- Born: 27 April 1940 (age 86) Katoomba, New South Wales, Australia
- Education: University of Sydney
- Known for: Piled Foundations, Marine Geotechnics, Earthquake Geotechnics
- Awards: 29th Rankine Lecture (1989)
- Scientific career
- Fields: Foundation engineering Soil mechanics
- Workplaces: University of Sydney
- Thesis: The analysis of settlement of foundations on clay soils under three-dimensional conditions (1965)
- Doctoral advisor: Edward H. Davis

= Harry Poulos =

Australian engineer (born 1940)

Harry George Poulos (born 27 April 1940) is an Australian of Greek descent civil engineer specialising in geotechnical engineering and soil mechanics, internationally known as an expert on soil behaviour and pile foundations.

==Short biographical details==
Poulos graduated from the University of Sydney, where he took a bachelor's degree, BSc in 1961 and his doctorate, PhD in 1965. His PhD research was supervised by Professor Edward H. Davis and was titled "The analysis of settlement of foundations on clay soils under three-dimensional conditions". During 1964–65, he was an engineer at MacDonald Wagner and Priddle. From 1965 he was Lecturer, Senior Lecturer in 1969, Reader in 1972 and from 1982, Professor at the University of Sydney, where he is now Professor Emeritus. In 1976 he was awarded a higher doctorate degree DSc from the University of Sydney.

==Academic contributions==
Poulos has had enormous academic research contributions to the behaviour of piles.
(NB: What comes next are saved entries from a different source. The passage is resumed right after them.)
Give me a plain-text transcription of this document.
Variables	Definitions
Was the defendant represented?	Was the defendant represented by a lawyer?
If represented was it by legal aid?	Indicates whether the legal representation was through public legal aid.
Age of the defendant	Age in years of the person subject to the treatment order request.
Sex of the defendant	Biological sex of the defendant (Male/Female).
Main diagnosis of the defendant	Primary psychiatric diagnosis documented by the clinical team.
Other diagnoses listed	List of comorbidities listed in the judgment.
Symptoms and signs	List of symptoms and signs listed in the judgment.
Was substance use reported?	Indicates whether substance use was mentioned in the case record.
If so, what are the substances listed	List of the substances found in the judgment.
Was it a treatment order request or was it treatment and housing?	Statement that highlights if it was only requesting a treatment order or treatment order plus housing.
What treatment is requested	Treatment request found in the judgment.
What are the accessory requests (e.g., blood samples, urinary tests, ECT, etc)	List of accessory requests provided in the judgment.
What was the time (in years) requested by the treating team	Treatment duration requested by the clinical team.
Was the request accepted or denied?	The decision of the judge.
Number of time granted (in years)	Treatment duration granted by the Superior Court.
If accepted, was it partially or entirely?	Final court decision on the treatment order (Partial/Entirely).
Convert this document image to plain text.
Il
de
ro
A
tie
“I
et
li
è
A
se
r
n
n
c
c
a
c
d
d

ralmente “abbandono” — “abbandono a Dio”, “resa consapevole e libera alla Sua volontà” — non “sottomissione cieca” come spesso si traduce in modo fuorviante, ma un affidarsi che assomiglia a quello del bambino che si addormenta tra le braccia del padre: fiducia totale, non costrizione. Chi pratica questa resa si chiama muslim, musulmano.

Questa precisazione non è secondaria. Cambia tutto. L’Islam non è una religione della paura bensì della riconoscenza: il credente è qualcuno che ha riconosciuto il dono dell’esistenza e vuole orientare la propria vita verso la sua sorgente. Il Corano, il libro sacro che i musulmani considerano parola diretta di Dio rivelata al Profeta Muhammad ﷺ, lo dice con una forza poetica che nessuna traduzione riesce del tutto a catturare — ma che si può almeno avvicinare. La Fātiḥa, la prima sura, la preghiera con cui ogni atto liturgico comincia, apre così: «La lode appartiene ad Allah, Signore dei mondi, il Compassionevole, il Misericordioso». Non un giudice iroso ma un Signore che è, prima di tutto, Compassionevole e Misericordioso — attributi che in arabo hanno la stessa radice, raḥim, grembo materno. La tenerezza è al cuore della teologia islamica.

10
==International recognition==
In 1989 he delivered the 29th Rankine Lecture entitled "Pile behavior: theory and application", and in 2005, the Terzaghi Lecture, entitled Pile behavior: Consequences of geology and construction imperfections. Poulos was awarded in 1973, the J. James R. Croes Medal of ASCE, in 1995 the ASCE State of the Art of Civil Engineering Award, is an honorary member of ASCE since 2010. He was awarded the Australian Centenary Medal in 2001, the Warren Medal and the Warren Price (1985) of the Australian Institute of Civil Engineers and the 2007 Thomas A. Middlebrooks Award from the ASCE. He was appointed a member of the Order of Australia in 1993. In 1988 he received the John Jaeger Memorial Award. He was elected a fellow of the Australian Academy of Science (1988) and the Australian Academy of Technical Sciences and Engineering (1996). In 2003 he became the Australian civil engineer of the year.

Poulos served in the Australian Standards Committee for pile foundations (2010), was from 1980 to 1995 part of the Council of the Australian Geomechanics Society (AGS), was from 1982 to 1984 its president, and the Council of the International Society for Soil Mechanics and Geotechnical Engineering (ISSMGE) the vice president for the Asia-Australia region he was in 1989 to 1994. Since 2002 at the Sydney section of the AGS Poulos Lecture in his honour.

==Consulting work==

He has been involved worldwide in various basic construction projects, such as pile foundations for skyscrapers in Dubai (Burj Al Arab, Emirates Towers, the Burj Dubai, the tallest skyscraper in the world, where he performed the geotechnical testing), the Docklands Project in Melbourne, or 700 km Egnatia Odos motorway straight through Greece (2001 to 2005), where in particular the earthquakes played a role. Other projects included consultations with various offshore structures such as oil rigs.

Since 1989 he has been an employee of Coffey Geotechnics, where he has held various management positions. He was from 1991 to 1993 on the executive board and today (2010) he is Senior Principal.